その冒険者ギルドから、優遇されるゴールドカードを渡されたと知ったらどうなるだろうかと、心の中でほくそ笑んでいたりもした。
「わかっていますよ。王都の冒険者ギルドには行きません。高等魔法学院に通うために王都へ行くのですから」
「絶対だぞ。アエリッテ、信じているからな。冒険者ギルドにだけは行ってくれるな。高等魔法学院で大人しく勉強をするのだ」
「はいはい、わかりました」
アエリッテはこの数日後に領地を旅立った。王都にある高等魔法学院へ向けて。
そして、王都に着くなり、人を捕まえて尋ねた。
「すみません、冒険者ギルドはどちらでしょうか? 」
父との約束はとうに忘れ去っていた。
高等魔法学院の入学には、まだ数日の猶予があった。
その数日を使って、冒険者ギルドを介して魔物を何匹か仕留める予定を組んだ。
慣れた足つきで冒険者ギルドに入り、若干服装を崩す。ここの連中が貴族をあまり好まないことも知っているアエリッテだった。
冒険者ギルドの中はやけに賑わっていた。
王都だから冒険者の数が多い。タンガロイの冒険者ギルドより繁盛していてもおかしくはないが、それにしても随分な賑わいだった。
受付でゴールドカードを提示して、事情を聴きだす。
自分の歳でゴールドカードを持っていることに驚かれるが、すぐに冷静に説明してくれた。
どうやら、今朝がたA級魔物が討伐されたらしい。王都郊外に潜む魔物で、討伐されたのは一か月ぶりとのことだった。
「ああ、そう言えばあなたと同じくらいの年頃でしたよ。ゴールドカードも持っていましたし、毎年この時期って若くて凄い使い手が何人か現れるんですよね」
と、職員が説明する。
なるほど、と思った。アエリッテには大体の想像がついた。
どうやら自分と同じ、高等魔法学院に通う生徒だろうと見当がつく。毎年例があるのなら、先輩方にも凄い使い手がいるのだろうと思った。
A級の魔物を一人で狩ったとしたら、そうとうな使い手だ。
相性にもよるが、稀代の天才と言われるアエリッテでさえソロでA級を狩ったのは数回しかなかった。
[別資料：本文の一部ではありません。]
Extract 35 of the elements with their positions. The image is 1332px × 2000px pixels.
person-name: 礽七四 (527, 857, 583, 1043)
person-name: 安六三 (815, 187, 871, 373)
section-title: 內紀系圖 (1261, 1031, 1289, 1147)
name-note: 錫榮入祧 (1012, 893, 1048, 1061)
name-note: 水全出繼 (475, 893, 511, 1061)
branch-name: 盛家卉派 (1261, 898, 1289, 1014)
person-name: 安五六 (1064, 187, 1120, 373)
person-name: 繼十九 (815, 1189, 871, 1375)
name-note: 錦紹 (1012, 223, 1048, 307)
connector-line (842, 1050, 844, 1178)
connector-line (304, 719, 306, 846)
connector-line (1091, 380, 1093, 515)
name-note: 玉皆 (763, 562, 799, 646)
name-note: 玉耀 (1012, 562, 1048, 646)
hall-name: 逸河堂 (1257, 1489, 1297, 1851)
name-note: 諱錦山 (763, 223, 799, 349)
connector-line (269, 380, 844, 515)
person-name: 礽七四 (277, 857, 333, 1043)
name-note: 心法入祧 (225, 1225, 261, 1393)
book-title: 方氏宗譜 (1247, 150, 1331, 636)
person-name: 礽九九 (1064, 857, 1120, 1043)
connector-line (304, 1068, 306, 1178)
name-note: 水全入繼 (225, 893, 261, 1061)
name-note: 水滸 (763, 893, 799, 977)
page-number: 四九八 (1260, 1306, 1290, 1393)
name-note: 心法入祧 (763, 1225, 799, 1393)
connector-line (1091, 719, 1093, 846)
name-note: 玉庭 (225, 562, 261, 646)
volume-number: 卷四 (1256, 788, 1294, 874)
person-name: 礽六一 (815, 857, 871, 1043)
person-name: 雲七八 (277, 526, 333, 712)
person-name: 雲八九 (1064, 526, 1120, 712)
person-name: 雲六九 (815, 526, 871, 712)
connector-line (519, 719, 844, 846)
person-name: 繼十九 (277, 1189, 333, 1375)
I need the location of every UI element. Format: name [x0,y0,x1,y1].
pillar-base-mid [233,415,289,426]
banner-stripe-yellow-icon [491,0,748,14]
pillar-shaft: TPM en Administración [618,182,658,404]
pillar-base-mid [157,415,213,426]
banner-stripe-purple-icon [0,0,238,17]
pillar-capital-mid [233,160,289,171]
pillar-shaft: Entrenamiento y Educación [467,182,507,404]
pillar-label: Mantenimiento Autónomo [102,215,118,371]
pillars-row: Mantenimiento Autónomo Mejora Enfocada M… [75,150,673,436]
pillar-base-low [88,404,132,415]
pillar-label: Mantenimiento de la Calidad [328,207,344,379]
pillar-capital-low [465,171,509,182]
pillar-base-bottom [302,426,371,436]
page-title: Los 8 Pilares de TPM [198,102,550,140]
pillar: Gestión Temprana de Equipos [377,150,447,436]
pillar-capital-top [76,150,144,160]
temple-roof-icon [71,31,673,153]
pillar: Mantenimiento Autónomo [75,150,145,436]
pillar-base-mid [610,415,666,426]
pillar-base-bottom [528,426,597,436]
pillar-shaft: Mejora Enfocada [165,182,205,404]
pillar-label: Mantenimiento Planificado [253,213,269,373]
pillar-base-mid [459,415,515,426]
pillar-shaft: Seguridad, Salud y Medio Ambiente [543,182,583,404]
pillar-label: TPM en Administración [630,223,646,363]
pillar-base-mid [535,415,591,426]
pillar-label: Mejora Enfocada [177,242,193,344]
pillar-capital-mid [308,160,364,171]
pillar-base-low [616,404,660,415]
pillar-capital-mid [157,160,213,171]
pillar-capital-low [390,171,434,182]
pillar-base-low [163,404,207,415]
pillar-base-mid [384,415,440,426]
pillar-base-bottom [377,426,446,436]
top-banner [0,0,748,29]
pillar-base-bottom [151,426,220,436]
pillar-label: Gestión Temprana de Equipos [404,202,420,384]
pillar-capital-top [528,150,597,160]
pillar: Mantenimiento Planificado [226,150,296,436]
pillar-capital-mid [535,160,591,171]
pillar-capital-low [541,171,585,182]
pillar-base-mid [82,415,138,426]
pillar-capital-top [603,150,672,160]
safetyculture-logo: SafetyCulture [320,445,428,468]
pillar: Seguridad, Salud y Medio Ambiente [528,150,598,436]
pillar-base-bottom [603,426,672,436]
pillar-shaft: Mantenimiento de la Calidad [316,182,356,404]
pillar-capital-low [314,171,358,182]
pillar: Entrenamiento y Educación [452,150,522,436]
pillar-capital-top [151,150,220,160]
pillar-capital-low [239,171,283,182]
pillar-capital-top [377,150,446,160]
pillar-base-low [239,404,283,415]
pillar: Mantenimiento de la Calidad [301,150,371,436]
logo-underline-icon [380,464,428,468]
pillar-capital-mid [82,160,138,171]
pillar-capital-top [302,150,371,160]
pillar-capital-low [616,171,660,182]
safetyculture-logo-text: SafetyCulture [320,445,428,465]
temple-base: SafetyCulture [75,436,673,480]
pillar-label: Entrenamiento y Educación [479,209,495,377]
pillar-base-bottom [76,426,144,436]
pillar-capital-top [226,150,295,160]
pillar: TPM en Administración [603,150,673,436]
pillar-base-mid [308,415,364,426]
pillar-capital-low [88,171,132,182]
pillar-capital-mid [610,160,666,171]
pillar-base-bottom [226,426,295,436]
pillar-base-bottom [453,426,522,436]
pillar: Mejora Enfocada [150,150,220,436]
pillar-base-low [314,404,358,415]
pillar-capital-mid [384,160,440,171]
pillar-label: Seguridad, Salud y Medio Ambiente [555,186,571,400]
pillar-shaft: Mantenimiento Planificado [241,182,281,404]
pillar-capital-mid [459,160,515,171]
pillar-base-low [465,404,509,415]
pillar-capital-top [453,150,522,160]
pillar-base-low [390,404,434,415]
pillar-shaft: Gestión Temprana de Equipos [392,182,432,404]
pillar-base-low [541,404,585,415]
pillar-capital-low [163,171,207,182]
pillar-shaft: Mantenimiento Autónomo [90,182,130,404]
アエリッテは予定を変更して、A級魔物を狩った男を待ち伏せすることにした。
受付嬢曰く、A級を狩った後に、また依頼を受注したらしい。それもA級の魔物とのこと。
一日にA級二体の討伐となると、自分以上の才能かもしれない。是非一目会っておきたい、とアエリッテは思った。どうやら今朝受注した依頼も数時間で討伐したらしいので、待っていれば会えるんじゃないかとの情報がある。
確かに数時間待つと、冒険者ギルドがまた一気に騒がしくなり、どうやら目的の人物がやって来たらしかった。
間違いなくアエリッテと同年代だった。
今年高等魔法学院に通う生徒なのは間違いなさそうだ。
手続きを終えて、お金を受け取った後、その男は周りからやたらと声を掛けられていた。その取り囲みが散ったのを見計らって、今度はアエリッテが近づいた。
「こんにちは」
「ああ、どうも」
銀色の杖を腰辺りに二つ浮かべている。体つきからして体術の心得もあると見えた。
「あなた高等魔法学院に通う生徒? 」
そう聞かれて、男は辺りを見回した。あまり貴族だということをバラしたくなったらしい。
「ばれても大丈夫よ。どうせちょっと嫌われるくらいだから」
「そうなのか? 俺の師匠は袋叩きにあうと言っていたから」
「大げさね。A級の魔物を狩ってくる相手をどうやって袋叩きにするのよ」
「それもそうか」
少し抜けている印象を受けたアエリッテだった。
「わたしはアエリッテ・タンガロイ。侯爵家の人間で、今年から高等魔法学院に通う生徒よ」
「ああ、そうか。俺は……あまり名乗りたくないんだが、いいか? 」
「ダメね。侯爵家の人間が先に名乗ったのよ、失礼ではなくて? それにどうせ同じクラスで3年か共にする仲になるだろうし、隠したってすぐにバレるわ」
「そうなのか。俺はスカイ・ヴィンセント。父親にあまり目立つことをするなって言われているから、ここに来たのは内緒にして欲しい」
「ヴィンセント家って言えば、伯爵家じゃない。ばれるとまずいのはわたしも一緒だからお互い様ね。それにしてもA級を一日で2匹も狩れるだなんて随分な実力ね。魔力総量はいくらほどなのかしら」
魔力総量と言われて少しだけ口ごもるスカイだった。
あまり自分の恥ずかしい魔力総量を口にしたくない。
ヴィンセント家の三男坊といえば、ビービー魔法使いとして有名なのだが、どうやらアエリッテはそのことを知らないご様子。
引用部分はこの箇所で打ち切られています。